Assuming the initial velocity is downward, the object will hit the ground after #0.36 s#.

Explanation:

The question is a little ambiguous: is the object initially thrown upward, downward, horizontally or at an angle? I will assume it is thrown downward, but as a bonus will calculate the time taken if it is thrown upward.

Assuming it is thrown downward, the initial velocity of #23 ms^-1# and the acceleration due to gravity of #9.8 ms^-2# are in the same direction. We can use the following formula, but it will yield a quadratic equation we need to solve:

# d = ut + 1/2 at^2#

Substituting in what we know, we get:

# 9 = 23t + 1/2 9.8t^2#

Rearrange to standard form for a quadratic equation:

# 1/2 9.8t^2 + 23t - 9 = 0#

I won't do it here, but I'd solve this with the quadratic formula, though there are other approaches. The roots are #t = 0.36 s and -5.06 s#. We'll ignore the negative root and state that it takes #0.36 s#. for the stone to reach the ground.

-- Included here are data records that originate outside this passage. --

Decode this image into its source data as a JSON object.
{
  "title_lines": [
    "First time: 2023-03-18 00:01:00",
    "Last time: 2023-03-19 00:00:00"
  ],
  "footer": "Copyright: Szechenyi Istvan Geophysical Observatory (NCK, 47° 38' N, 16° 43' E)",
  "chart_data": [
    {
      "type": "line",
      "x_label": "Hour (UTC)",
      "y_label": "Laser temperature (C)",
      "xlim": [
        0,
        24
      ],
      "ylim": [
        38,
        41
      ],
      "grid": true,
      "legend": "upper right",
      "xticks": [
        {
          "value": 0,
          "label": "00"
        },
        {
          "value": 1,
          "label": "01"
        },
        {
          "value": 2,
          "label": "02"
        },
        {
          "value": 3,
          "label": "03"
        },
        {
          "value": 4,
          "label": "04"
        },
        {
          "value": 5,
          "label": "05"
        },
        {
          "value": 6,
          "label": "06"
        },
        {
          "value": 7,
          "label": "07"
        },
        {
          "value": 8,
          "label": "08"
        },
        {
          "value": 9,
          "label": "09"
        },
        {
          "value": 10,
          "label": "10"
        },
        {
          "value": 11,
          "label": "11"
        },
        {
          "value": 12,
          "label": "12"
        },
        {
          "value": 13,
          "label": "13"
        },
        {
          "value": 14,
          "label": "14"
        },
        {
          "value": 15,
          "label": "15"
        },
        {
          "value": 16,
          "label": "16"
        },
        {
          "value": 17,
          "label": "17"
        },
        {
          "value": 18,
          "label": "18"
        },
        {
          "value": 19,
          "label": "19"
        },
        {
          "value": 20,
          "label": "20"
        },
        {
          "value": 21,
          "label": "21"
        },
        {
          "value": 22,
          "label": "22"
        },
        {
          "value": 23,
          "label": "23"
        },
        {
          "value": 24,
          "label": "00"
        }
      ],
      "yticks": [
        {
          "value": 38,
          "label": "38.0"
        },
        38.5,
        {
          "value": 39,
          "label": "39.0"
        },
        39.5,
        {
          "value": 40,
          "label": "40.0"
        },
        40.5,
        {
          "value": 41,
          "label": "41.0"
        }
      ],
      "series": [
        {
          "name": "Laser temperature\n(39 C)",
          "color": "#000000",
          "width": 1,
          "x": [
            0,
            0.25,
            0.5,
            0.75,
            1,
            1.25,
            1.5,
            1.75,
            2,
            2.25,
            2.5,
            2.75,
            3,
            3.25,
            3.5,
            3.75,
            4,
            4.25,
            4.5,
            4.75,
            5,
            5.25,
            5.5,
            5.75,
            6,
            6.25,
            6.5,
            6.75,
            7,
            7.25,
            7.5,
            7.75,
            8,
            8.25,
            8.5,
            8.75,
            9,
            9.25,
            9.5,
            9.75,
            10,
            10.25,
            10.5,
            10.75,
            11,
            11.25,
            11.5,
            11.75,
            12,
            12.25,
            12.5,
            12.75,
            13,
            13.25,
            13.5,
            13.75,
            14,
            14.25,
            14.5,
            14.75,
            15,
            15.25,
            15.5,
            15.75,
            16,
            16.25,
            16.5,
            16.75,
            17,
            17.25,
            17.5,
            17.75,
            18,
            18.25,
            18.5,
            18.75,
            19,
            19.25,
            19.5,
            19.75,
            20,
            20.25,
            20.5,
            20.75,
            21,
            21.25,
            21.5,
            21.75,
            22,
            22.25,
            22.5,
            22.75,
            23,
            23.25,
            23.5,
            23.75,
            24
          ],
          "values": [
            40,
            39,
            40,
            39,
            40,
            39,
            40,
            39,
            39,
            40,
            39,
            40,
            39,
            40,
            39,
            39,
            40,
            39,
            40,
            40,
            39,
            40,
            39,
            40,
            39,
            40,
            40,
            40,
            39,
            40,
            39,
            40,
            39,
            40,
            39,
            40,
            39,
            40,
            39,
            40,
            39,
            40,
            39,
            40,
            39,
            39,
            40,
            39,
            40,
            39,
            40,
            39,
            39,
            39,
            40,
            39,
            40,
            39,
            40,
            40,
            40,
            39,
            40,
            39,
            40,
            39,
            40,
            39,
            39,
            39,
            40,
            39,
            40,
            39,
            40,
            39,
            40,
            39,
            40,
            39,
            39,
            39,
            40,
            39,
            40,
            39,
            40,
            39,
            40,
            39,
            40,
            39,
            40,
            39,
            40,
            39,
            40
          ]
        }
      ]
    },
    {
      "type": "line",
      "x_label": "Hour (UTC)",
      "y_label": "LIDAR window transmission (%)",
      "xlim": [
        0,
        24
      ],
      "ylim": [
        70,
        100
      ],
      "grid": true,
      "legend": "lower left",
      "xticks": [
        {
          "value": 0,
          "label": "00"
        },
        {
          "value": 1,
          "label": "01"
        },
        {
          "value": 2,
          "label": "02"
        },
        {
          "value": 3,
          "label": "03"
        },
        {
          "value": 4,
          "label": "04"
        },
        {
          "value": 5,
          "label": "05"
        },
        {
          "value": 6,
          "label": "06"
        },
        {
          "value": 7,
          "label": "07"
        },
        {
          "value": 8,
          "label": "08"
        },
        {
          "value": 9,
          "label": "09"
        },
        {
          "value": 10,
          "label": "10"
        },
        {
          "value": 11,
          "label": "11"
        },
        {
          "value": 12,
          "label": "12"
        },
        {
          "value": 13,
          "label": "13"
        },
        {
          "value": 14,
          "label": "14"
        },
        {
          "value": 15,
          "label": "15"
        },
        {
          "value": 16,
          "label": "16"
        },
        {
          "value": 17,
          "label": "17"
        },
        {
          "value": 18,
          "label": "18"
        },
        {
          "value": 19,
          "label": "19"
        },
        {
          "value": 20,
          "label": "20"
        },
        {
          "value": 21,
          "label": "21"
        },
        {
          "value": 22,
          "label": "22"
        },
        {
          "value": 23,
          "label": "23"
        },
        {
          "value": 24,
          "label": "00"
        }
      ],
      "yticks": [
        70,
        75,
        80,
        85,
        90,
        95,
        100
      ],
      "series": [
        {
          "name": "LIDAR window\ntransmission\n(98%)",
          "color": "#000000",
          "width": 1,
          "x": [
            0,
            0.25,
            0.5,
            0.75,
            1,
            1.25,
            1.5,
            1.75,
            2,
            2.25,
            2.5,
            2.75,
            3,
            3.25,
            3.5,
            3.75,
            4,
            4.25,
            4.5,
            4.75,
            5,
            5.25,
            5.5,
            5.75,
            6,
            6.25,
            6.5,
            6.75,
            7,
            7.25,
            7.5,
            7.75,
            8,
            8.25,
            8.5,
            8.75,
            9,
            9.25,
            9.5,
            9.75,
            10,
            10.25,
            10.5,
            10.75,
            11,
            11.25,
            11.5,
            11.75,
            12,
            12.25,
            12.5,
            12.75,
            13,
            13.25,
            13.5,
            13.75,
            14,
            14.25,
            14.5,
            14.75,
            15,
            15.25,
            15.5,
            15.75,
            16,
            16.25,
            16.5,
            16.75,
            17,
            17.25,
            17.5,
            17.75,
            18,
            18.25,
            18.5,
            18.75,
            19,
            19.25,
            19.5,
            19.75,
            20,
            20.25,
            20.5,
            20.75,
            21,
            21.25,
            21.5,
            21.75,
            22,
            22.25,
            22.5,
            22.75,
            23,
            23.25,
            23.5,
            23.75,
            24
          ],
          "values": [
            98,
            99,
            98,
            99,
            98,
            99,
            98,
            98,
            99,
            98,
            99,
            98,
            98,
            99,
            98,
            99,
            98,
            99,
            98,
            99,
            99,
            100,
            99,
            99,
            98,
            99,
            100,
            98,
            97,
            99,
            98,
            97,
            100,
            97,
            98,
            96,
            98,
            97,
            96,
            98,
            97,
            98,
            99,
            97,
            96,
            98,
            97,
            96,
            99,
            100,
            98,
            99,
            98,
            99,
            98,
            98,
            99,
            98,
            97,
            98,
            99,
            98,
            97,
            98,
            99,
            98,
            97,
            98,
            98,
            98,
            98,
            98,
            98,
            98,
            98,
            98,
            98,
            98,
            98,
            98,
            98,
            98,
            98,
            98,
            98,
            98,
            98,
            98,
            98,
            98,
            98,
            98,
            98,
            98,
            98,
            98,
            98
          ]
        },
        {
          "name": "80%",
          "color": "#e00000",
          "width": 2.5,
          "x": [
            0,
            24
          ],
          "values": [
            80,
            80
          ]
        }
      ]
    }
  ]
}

(as a quick check for sensibleness you could calculate that a stone simply dropped from 9 m would take #1.35 s# to hit the ground: since in this case it was thrown downward quite fast (#23 ms^-1 =# about #83 kmh^-h#) the smaller answer makes sense.)

(If we assume instead that the stone was thrown upward, we simply give the initial velocity a negative sign, since it is in the opposite direction to the acceleration. Working it through gives #5.06 s#. Hmm... that number seems oddly familiar!)